Nesse sentido, o CEE adota uma concepção de planejamento cujo processo de elaboração do documento deve, necessariamente, passar “pelas várias etapas de diagnóstico da realidade, elaboração do plano, aprovação e adoção do plano, implementação e gestão, acompanhamento e avaliação, replanejamento” (SÃO PAULO, 1997).

Azevedo (2014) reconhece que o plano se configura como uma “expressão do planejamento”, ferramenta utilizada no campo das políticas públicas para o alcance de objetivos e metas. Nas palavras da autora, “planejar quer dizer selecionar diretrizes, estratégias, técnicas e modos de agir para que os governos busquem equacionar problemas por meio da intervenção e da regulação nos/dos setores sociais” (AZEVEDO, 2014, p. 266).

Embora a necessidade de elaboração do plano municipal de educação tenha sido determinada pelo CEE como uma das condições para a instituição dos sistemas de ensino, a análise das legislações municipais que instituíram os sistemas próprios no âmbito da RMC revelou distintos tratamentos à temática.

As leis de criação dos sistemas municipais de Americana e Hortolândia não previram a elaboração do PME. Este fato apresenta-se como preocupante, pois, conforme adverte Saviani (1999, p. 131), “do ponto de vista da eficácia das ações do poder público municipal, resulta imperativo que as mesmas sejam planejadas”, sobretudo nos municípios que se organizaram como um sistema próprio de ensino.

De outro modo, as leis de Artur Nogueira (Artigo 3º, XII), Cosmópolis (Artigo 30, V), Engenheiro Coelho (Artigo 3º, XII), Indaiatuba (Artigo 3º, XIII), Itatiba (Artigo 3º, XIII), Santa Bárbara D’Oeste (Artigo 3º, IV), Santo Antonio de Posse (Artigo 3º, XIII) e Valinhos (Artigo 3º, XI) estabeleceram a elaboração do plano municipal como um dos objetivos a serem perseguidos por seus respectivos sistemas de ensino.

Campinas (Artigo 6º), por sua vez, considera a elaboração de lei específica para o estabelecimento da Conferência Municipal de Educação bem como do Plano Municipal de Educação.

No que diz respeito aos objetivos do PME, foi recorrente a reprodução do texto constante no Artigo 214 da CF de 1988, ainda que tenham sido observadas algumas supressões e/ou acréscimos na redação da lei municipal.
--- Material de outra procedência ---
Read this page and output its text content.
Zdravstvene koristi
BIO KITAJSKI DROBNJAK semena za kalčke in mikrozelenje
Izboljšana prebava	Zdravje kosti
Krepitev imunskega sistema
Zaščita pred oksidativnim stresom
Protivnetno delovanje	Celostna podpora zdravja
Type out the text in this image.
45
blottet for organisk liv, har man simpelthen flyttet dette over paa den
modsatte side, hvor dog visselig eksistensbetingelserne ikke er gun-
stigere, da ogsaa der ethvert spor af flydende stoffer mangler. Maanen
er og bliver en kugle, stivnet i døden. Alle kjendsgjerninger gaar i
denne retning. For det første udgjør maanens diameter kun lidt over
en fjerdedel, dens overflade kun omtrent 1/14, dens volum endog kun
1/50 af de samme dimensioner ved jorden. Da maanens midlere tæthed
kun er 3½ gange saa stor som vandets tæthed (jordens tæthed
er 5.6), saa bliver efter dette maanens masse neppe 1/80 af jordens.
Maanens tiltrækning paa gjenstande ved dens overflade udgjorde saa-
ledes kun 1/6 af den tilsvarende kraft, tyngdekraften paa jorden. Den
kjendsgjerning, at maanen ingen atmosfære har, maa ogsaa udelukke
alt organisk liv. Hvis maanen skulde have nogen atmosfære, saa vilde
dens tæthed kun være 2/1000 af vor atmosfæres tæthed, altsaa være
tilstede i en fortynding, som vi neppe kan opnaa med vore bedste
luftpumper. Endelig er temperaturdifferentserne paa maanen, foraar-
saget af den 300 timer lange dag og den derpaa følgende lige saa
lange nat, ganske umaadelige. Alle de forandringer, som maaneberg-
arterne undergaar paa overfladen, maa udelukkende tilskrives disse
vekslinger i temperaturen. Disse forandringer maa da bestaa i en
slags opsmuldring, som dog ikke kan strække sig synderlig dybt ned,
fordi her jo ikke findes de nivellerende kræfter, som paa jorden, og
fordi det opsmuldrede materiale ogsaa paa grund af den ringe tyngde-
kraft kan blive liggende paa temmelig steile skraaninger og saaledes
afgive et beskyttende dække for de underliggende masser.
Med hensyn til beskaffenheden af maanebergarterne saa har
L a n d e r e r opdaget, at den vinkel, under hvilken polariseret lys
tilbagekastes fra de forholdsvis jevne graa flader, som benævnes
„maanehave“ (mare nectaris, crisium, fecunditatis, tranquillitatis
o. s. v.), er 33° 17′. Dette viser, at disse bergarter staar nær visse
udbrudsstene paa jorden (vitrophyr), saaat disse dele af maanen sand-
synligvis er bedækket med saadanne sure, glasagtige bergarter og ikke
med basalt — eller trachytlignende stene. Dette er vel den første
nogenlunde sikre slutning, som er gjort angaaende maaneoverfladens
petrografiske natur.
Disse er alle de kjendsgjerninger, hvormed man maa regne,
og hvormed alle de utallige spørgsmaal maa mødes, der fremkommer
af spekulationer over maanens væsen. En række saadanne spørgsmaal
Assim, as leis de Artur Nogueira, Engenheiro Coelho, Indaiatuba e Itatiba reproduziram os cinco primeiros incisos do texto constitucional e acrescentaram a “valorização do professor” como um dos objetivos de seus respectivos planos. A Lei de Santo Antônio de Posse também incorporou o mesmo inciso, no entanto, restringiu a valorização ao docente da rede pública municipal de ensino. A Lei de Valinhos inovou em relação às demais, uma vez que ampliou a valorização aos profissionais do quadro do magistério e de apoio escolar.

À luz do exposto, pode-se afirmar que o empenho dos entes subnacionais da RMC em organizar seus sistemas de ensino coaduna-se com os esforços para a elaboração dos seus respectivos planos de educação. O desejo é que tais medidas possam contribuir, de fato, para a efetivação do direito à educação integral possibilitando um ensino de qualidade às pessoas domiciliadas nos municípios analisados.

Considerando que os municípios da RMC que instituíram sistemas próprios de ensino elaboraram seus respectivos planos de educação para o decênio 2015-2025, passamos a investigar, no próximo capítulo deste trabalho, a configuração do direito à educação integral nesses documentos.